A smile of recognition from one of the women she had met at the gallery   opening had her heading towards her in relief. Now that she was a  little  wiser about Thessaloniki society she dressed  accordingly-overdressed,  in fact, by her normal standards. Tonight, in  addition to her designer  dress in yellow silk, she was also wearing the  jewellery. Ilios had a  position to maintain, after all, and not just  for the sake of his own  personal status. The employees of Manos  Construction depended on him,  and on the success of the business. An  immaculately coiffed and groomed  wife said that a man had both good  taste and money-re-assuring values  where other businessmen were  concerned, no matter how much Lizzie might  wish for a simpler and more  straightforward way of doing business.

Engrossed in her own thoughts as she wove her way through the crowded   room, she didn't see Ilios's cousin-to whom she had been introduced by   Ilios earlier-making a beeline for her, until he was standing in front   of her blocking her way.

Lizzie's heart sank.

When Ilios had warned her that his cousin was likely to be present she   had been curious to meet him. Her private view was that Ilios, for   perfectly good reasons rooted in their shared childhood, had turned him   into a more unpleasant figure than he actually was.

It had taken less than a minute in Tino Manos's company for her to   recognise that she had been wrong. If anything, Ilios's cousin was even   more unpleasant than Ilios had said.
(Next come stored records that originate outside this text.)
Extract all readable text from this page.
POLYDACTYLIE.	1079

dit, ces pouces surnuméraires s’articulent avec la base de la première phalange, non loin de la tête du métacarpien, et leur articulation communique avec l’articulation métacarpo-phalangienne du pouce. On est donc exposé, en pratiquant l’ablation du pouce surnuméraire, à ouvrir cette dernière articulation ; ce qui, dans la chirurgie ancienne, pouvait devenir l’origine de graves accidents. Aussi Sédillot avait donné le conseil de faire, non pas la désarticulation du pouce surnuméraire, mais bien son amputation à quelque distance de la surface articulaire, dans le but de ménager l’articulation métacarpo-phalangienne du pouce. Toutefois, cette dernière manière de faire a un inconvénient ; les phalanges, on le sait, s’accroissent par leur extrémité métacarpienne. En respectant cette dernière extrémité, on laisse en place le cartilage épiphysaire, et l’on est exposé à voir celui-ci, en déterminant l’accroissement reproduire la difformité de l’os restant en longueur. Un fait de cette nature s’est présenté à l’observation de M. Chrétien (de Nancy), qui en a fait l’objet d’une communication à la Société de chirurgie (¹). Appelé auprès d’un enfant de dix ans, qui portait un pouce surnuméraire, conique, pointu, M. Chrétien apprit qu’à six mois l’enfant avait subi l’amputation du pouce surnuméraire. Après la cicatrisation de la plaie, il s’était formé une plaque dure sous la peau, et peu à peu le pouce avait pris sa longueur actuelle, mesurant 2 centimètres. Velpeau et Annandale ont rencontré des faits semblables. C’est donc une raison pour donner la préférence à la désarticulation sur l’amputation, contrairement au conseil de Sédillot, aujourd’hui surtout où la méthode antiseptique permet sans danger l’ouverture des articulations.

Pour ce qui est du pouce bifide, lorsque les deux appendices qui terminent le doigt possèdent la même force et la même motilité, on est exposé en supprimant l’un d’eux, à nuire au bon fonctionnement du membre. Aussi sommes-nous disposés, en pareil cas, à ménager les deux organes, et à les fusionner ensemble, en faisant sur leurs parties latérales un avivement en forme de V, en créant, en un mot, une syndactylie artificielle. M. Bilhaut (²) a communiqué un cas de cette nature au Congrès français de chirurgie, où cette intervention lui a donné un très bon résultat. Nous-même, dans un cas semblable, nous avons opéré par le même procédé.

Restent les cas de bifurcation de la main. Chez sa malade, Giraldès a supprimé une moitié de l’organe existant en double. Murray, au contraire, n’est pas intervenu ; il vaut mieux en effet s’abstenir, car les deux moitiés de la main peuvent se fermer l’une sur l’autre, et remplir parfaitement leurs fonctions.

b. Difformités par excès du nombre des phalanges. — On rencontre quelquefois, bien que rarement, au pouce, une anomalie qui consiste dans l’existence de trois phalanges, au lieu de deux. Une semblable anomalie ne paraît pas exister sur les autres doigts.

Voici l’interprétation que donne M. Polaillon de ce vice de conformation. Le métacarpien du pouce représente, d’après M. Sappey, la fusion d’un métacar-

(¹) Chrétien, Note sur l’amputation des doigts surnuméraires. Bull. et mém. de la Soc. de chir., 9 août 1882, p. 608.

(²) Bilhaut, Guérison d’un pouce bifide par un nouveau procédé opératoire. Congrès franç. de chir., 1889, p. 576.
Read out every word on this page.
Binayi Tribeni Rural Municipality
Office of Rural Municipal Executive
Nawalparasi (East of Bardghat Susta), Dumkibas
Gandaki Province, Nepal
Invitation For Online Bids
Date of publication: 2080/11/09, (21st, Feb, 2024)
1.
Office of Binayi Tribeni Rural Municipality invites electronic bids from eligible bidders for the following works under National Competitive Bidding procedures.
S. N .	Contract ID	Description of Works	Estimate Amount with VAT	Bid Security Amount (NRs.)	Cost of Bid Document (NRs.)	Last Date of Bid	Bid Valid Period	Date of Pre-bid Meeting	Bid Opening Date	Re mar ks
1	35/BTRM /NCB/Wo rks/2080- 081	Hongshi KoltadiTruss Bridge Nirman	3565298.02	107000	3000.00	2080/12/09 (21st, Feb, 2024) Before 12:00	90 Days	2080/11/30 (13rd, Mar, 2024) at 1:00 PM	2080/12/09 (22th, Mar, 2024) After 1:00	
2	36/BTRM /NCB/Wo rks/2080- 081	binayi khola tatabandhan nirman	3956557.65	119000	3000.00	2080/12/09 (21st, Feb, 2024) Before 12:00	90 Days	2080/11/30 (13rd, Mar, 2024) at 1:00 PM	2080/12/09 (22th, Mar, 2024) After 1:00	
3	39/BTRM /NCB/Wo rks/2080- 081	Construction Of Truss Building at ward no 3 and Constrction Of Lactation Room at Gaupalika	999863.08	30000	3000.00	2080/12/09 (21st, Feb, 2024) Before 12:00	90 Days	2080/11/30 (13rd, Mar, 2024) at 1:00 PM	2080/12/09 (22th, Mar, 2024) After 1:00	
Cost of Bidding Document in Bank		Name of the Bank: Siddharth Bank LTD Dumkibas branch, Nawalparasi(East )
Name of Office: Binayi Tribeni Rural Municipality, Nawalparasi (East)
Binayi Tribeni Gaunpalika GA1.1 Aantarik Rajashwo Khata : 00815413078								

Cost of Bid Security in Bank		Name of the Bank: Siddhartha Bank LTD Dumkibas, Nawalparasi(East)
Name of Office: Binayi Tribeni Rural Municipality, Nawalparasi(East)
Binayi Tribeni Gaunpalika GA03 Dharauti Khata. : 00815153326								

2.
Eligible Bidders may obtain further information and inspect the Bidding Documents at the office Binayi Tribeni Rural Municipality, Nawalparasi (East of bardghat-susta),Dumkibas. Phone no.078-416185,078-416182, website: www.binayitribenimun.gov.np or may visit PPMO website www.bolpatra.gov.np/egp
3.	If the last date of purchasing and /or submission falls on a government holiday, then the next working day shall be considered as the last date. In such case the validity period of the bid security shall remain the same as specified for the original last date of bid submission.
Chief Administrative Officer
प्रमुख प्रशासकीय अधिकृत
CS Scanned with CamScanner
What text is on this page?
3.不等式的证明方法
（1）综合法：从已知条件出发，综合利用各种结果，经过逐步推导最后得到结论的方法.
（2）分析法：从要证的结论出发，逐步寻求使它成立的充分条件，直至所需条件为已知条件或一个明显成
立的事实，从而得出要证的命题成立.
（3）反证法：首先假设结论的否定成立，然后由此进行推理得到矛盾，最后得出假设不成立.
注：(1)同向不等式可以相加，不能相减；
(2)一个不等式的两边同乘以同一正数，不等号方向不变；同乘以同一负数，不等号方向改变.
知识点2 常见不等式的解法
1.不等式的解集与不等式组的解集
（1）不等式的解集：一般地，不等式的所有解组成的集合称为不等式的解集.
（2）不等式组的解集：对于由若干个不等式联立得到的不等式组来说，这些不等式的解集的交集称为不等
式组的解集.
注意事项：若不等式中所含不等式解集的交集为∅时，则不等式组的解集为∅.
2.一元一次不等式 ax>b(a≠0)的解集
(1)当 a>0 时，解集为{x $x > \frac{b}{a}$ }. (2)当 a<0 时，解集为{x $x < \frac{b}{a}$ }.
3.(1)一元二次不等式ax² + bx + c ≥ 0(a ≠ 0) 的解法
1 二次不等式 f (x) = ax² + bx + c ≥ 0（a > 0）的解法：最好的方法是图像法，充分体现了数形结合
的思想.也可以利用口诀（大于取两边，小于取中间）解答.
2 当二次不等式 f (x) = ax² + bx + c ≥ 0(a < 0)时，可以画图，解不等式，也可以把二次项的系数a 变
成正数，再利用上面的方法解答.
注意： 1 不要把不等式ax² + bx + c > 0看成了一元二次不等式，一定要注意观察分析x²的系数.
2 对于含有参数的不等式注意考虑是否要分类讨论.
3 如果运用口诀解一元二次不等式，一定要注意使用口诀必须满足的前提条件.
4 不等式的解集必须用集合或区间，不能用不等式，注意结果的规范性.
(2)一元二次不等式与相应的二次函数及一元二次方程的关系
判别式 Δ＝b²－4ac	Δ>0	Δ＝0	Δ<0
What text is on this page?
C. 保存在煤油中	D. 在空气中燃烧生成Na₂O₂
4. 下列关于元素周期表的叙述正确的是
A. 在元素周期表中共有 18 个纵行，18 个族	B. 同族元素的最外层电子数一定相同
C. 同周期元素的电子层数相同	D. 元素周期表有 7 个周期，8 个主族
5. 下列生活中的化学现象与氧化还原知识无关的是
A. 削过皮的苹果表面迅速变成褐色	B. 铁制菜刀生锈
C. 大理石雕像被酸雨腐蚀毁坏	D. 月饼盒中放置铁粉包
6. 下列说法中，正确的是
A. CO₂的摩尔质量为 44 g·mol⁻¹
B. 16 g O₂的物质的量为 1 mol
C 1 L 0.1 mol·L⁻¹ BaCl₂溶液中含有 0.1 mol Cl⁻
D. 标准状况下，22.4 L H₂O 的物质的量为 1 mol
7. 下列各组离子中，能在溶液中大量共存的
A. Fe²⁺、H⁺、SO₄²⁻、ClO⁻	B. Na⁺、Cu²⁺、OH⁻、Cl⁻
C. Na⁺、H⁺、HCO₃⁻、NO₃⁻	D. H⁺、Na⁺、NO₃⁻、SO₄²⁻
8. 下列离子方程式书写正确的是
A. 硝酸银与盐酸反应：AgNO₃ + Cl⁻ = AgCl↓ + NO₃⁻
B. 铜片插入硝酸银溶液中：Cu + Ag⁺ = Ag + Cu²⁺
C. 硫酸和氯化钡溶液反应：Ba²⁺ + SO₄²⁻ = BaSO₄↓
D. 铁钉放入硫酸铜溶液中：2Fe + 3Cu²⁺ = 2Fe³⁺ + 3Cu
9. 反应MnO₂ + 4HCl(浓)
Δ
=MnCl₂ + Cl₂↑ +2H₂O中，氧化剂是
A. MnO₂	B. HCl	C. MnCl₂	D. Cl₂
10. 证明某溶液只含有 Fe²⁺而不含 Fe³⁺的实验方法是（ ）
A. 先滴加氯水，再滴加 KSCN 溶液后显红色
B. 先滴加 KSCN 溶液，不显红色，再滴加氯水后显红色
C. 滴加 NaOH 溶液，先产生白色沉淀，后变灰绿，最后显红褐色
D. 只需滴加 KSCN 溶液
‘So,' he announced now, with an unpleasant leer, ‘an opportunity to talk   to the new bride, my cousin-in-law, without Ilios standing over us.'

As he spoke Tino's gaze was fixed on her breasts, discreetly covered by   the high neckline of the silk dress which wasn't in the least bit   provocative. Nevertheless, the way Ilios's cousin was looking at her   made Lizzie feel like crossing her arms over her chest, to protect her   body from his unwanted visual inspection.

It was strange how you could sometimes know the minute you met a person   whether or not you were going to like them, Lizzie reflected, and tried   not to show how desperately she wanted to escape.

Short and thickset, with overly familiar sharp dark eyes, Tino Manos was   the kind of man Lizzie knew she would have disliked no matter who he   was related to. She could understand now all too easily why Ilios had   spoken as he had when she had suggested that for the sake of his sons he   should try to ‘mend fences' with his cousin. No sane parent would ever   want to entrust his vulnerable children's emotional wellbeing and  future  to a man like this.

‘You are to be congratulated on having caught Ilios. You must have   something very special indeed to have persuaded him to give up his   freedom having always sworn that he would never marry.'

Lizzie fought hard not to show how offensive she found his unsubtle   hints as to why Ilios might have married her and to remain detached. The   way Tino was looking at her and the tone of his voice repelled her   physically and emotionally, and it was with great relief that she heard   Ilios answering his cousin in an even tone.